Indescribable! Indestructible! Nothing Can Stop It!

So said the posters for The Blob, the locally made cult-horror hit produced by Philadelphia native Jack Harris, who died Tuesday. He went to produce other movies (like The Eyes of Laura Mars starring Faye Dunaway and Tommy Lee Jones), but his biggest hit was The Blob, filmed at Valley Forge Studios and in Chester Springs, Royersford, and  Downingtown, and at the Colonial Theater in Phoenixville, which famously holds a Blobfest every year, with fans running out of the theater, re-enacting the movie's most famous scene.

The Blob become an indestructible hit when released in 1958. Made for a few hundred thousand, it grossed $4 million in Eisenhower-era dollars. You can — and should — still watch it; it's available on Amazon and iTunes.
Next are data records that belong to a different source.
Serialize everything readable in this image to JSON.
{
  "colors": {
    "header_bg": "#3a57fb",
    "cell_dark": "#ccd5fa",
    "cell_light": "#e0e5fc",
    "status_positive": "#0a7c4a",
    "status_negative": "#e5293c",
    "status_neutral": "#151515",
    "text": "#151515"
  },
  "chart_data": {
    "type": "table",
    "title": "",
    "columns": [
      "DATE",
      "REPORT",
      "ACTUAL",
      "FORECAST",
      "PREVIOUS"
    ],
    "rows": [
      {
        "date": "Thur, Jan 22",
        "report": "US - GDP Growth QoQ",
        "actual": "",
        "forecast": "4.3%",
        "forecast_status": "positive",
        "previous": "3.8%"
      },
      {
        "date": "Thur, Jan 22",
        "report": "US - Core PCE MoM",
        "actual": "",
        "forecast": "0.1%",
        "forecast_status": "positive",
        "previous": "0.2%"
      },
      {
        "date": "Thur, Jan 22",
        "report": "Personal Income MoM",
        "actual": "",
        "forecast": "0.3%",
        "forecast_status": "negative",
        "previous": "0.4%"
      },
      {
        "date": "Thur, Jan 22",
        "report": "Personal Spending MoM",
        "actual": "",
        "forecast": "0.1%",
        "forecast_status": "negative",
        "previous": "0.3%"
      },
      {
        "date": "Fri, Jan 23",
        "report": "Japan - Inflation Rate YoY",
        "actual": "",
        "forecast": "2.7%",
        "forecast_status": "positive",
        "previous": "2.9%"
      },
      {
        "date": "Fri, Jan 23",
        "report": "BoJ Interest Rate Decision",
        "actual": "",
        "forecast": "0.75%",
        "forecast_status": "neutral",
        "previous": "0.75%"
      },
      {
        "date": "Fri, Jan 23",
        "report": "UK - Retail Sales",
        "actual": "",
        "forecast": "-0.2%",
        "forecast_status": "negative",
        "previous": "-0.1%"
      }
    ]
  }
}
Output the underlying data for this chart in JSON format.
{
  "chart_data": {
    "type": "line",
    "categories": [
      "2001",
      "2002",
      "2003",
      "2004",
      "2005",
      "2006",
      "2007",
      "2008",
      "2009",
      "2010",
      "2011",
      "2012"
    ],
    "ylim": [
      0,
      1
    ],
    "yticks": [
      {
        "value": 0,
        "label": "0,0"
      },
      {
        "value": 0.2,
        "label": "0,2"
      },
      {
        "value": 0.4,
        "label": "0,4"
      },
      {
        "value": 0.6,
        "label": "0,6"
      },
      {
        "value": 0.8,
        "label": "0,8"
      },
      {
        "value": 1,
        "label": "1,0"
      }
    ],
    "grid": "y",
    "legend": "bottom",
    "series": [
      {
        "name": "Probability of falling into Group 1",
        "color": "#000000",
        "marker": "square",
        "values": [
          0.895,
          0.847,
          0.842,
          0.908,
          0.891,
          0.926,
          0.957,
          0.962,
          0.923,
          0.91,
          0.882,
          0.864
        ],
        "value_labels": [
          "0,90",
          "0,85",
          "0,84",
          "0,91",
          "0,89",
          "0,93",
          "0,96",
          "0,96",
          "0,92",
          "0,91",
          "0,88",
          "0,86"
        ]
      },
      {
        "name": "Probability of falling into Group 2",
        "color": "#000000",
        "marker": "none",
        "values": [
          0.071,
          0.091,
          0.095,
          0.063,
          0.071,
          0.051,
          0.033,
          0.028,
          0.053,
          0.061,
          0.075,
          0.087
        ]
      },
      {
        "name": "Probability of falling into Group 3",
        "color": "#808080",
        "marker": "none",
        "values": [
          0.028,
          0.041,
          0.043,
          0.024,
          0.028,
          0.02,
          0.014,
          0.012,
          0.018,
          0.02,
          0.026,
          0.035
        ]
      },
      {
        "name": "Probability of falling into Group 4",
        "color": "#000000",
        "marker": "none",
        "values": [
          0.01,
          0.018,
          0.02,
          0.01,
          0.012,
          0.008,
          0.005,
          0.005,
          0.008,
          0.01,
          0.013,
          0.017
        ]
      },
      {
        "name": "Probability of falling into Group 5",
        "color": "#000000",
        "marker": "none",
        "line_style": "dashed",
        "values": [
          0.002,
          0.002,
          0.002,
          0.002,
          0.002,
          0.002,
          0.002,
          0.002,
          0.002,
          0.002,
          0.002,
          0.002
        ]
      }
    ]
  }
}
Its success is describable, and has to do with other blobs of its day – the growing mass of teen Baby Boomers who needed something to do, and the corresponding ooze of movies that catered to them.

These movies had titles like Attack of the Crab Monsters (1957), I Was a Teenage Werewolf (1957), The Wasp Woman (1959), and A Bucket of Blood (1959). As film historian Tim Dirks notes: "Young people attended outdoor drive-ins that showed exploitative, cheap fare."

Drive-ins peaked in the late 1950s, when there were more than 4,000 operating in the United States. They were called "passion pits," and the teens who frequented them found things to do in the privacy of the front seat that were not necessarily related to their passion for cinema.

The Blob originally was intended to be the also-ran in a double feature headlined by I Married a Monster From Outer Space, but proved so popular it quickly vaulted to top billing.

Its reception with critics was cool. The New York Times said the picture "talks itself to death" and described the special effects as "phony."  Take that with a grain of salt:  The reviewer also didn't think much of the young star, Steve McQueen, who'd be a major international star within a decade.

McQueen stars in the film (his character is imaginatively named Steve) as a teen — though he was 28 at the time — who is making out with his girlfriend (Aneta Corsaut), activity interrupted by the crash of a meteor. (The movie originally was titled The Molten Meteor.)

The meteor contains a gelatinous alien amoeba (during production, it variously was called "the mass," then "the glob," and, finally, "the blob") that engulfs humans, growing as it does, consuming doctors, nurses, a guy in a grocery store, folks in a diner, a movie theater. Eventually, Steve deduces the blob can't handle cold and subdues it with fire extinguishers, and the government drops it well above the Arctic Circle.

That's that, someone says. To which McQueen replies: 'Yeah, as long as the Arctic stays frozen."

The movie, like many of its day (Invasion of the Body Snatchers), has been cast as a Cold War metaphor, playing on cultural fears of Soviet communism. The movie's screenwriters found this idea laughable. More likely, there is a primal, durable appeal in the idea of an all-consuming entity like the blob – it inspired a sequel in 1972 and a remake in 1988.

Nothing can stop it, because it's endlessly adaptable. The blob absorbs and consumes everyone it touches, and the more people it touches, the more it spreads, the bigger and more inexorable it becomes.